The overall number of high-tech jobs counted by BLS fell by 86,137, to 435,826 in 2008 from 521,963 in 2001.

"It's surprisingly positive on aerospace, which is good news for the Silicon Valley. As for the rest, it all leads to conclusions that would be as we'd expect for the leading region in innovation in the United States," said Matthew Gardner, president and CEO of BayBio, the life sciences industry group for the Bay Area and northern California.

The BLS study comes two months after the nonprofit Milken Institute released its own study concluding that part of the "Silicon Valley" area studied by BLS — the region anchored by the cities of San Jose, Sunnyvale, and Santa Clara — led all other metropolitan regions in North America in the breadth and scope of its tech-based economic activity in 2007, on the strength of a concentration of life-sci and other tech businesses that is 4.5 times the average for all North American metro areas.

The region topped a group of 393 regions studied by Milken in North America's High-Tech Economy: The Geography of Knowledge-Based Industries, and thus assigned the top score of 100, based on employment and wages within 19 high-tech industries, as well as the concentration of technology in the local economy and each metro's relative share of aggregate North American activity.

The 19 industries included three life-sci categories:

• Pharmaceutical and medicine manufacturing — San Francisco-San Mateo-Redwood City placed ninth, with regions housing traditional pharma companies ranking higher; Illinois' Lake County and Wisconsin's Kenosha County comprised the region with the highest ranking
• Medical equipment and supplies manufacturing — San Jose-Sunnyvale-Santa Clara ranked 10th, with Mexico's Baja California topping the list.
• Scientific research and development services — San Jose-Sunnyvale-Santa Clara ranked third, with another California region, San Diego-Carlsbad-San Marcos, on top.

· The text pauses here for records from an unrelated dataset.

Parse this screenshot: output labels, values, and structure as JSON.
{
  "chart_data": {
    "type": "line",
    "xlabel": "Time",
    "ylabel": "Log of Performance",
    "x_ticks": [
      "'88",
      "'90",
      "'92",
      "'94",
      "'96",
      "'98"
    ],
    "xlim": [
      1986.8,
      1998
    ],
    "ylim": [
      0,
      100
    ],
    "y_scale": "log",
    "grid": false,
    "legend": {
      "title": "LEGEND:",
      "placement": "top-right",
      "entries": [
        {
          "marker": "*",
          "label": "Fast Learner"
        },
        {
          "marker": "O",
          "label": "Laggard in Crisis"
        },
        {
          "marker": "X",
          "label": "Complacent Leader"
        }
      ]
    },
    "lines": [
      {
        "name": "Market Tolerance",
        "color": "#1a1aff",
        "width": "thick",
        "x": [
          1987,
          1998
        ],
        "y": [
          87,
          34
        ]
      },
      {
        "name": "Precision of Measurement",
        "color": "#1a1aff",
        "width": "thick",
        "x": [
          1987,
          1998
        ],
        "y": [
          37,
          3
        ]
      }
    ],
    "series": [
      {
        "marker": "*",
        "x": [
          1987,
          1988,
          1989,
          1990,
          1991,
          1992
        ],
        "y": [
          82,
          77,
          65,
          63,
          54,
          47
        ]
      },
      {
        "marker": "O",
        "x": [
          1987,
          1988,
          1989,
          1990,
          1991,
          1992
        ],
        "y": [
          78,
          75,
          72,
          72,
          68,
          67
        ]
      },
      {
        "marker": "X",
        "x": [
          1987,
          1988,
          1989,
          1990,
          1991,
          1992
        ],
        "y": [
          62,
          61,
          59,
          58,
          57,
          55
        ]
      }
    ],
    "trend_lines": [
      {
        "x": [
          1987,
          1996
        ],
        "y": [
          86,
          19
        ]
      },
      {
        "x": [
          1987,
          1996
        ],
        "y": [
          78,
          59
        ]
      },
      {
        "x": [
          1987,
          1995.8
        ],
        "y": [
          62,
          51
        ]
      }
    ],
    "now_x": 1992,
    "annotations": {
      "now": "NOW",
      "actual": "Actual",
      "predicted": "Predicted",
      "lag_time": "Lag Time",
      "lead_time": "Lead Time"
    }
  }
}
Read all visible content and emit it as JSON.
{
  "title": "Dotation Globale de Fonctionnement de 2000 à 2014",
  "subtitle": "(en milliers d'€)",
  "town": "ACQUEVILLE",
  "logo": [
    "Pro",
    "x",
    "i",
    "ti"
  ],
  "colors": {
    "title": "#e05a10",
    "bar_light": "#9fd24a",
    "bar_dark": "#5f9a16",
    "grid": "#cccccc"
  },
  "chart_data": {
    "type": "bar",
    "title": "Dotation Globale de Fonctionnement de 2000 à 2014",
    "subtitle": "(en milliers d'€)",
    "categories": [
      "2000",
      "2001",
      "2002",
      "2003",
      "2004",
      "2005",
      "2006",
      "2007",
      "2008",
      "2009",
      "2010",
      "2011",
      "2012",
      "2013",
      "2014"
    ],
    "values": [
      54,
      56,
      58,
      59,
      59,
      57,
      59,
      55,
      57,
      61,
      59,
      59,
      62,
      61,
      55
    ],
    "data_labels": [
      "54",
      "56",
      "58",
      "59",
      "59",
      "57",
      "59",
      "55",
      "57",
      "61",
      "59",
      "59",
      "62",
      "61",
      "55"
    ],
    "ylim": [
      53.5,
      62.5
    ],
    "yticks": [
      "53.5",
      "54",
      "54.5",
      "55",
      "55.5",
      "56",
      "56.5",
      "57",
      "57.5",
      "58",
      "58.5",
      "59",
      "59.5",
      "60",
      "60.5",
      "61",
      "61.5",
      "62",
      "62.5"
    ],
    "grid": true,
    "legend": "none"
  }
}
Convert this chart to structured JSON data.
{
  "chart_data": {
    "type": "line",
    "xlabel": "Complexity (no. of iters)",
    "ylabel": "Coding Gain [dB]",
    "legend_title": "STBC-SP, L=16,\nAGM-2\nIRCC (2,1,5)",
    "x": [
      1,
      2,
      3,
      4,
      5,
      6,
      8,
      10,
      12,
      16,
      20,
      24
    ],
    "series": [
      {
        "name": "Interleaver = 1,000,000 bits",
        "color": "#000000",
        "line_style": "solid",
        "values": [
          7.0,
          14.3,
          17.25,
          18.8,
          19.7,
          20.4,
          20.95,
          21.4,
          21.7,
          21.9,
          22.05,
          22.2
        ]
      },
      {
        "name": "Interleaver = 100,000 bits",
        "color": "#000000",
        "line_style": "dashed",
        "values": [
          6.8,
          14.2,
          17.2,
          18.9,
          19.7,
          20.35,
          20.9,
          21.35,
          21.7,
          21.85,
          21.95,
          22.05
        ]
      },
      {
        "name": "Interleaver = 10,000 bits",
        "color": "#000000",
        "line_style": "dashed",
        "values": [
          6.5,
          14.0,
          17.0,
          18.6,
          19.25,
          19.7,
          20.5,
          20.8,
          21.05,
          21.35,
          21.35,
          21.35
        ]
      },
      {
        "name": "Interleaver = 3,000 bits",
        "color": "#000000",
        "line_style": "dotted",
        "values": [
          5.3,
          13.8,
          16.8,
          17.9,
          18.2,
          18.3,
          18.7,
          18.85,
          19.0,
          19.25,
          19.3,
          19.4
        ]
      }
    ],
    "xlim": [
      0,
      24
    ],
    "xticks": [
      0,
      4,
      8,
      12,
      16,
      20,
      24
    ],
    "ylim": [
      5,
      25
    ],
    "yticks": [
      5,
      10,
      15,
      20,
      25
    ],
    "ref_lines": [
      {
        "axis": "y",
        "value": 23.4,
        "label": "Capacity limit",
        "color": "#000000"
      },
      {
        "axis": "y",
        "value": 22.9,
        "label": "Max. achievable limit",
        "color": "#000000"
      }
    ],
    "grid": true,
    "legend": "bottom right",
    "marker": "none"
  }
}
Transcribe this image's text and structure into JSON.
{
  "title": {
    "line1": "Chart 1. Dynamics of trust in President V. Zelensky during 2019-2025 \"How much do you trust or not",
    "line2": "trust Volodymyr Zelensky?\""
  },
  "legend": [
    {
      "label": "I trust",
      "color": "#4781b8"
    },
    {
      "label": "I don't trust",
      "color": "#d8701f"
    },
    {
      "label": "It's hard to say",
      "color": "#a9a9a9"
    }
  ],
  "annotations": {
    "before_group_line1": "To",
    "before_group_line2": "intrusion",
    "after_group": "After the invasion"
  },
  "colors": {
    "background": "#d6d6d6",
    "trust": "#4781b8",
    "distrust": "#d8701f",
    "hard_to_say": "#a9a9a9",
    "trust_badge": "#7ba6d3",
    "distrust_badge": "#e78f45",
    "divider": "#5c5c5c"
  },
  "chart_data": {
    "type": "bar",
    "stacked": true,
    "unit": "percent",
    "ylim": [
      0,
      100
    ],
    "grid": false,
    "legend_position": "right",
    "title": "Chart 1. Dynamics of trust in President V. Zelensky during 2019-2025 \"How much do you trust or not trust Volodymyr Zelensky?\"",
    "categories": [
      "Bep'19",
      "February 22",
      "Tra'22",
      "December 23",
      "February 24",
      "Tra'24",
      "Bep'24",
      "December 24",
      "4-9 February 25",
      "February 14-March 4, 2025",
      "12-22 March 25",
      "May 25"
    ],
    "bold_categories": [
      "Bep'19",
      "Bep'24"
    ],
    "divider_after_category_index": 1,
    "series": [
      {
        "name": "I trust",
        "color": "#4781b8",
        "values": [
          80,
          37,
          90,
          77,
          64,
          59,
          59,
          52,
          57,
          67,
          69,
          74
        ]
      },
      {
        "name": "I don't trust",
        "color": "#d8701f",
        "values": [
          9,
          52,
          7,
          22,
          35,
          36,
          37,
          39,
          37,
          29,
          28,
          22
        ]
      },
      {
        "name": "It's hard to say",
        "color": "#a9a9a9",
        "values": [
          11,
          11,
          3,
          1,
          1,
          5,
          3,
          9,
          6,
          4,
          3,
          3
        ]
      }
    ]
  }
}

San Jose-Sunnyvale-Santa Clara commands the highest share of wages paid to tech employees in North American, a nearly 5.7 percent share based on combined wages of about $36.6 billion to the region's tech work force of 244,040. Springfield, Ohio, finished last.

Milken ranked 10th the remainder of the area studied by BLS, namely the region anchored by the cities of San Francisco, San Mateo, and Redwood City, with a score of 16.1 for 2007. The last time Milken ranked the nation's regions for tech activity in 2003, the San Francisco cluster of cities finished eighth, with San Jose-Sunnyvale-Santa Clara topping the list of regions.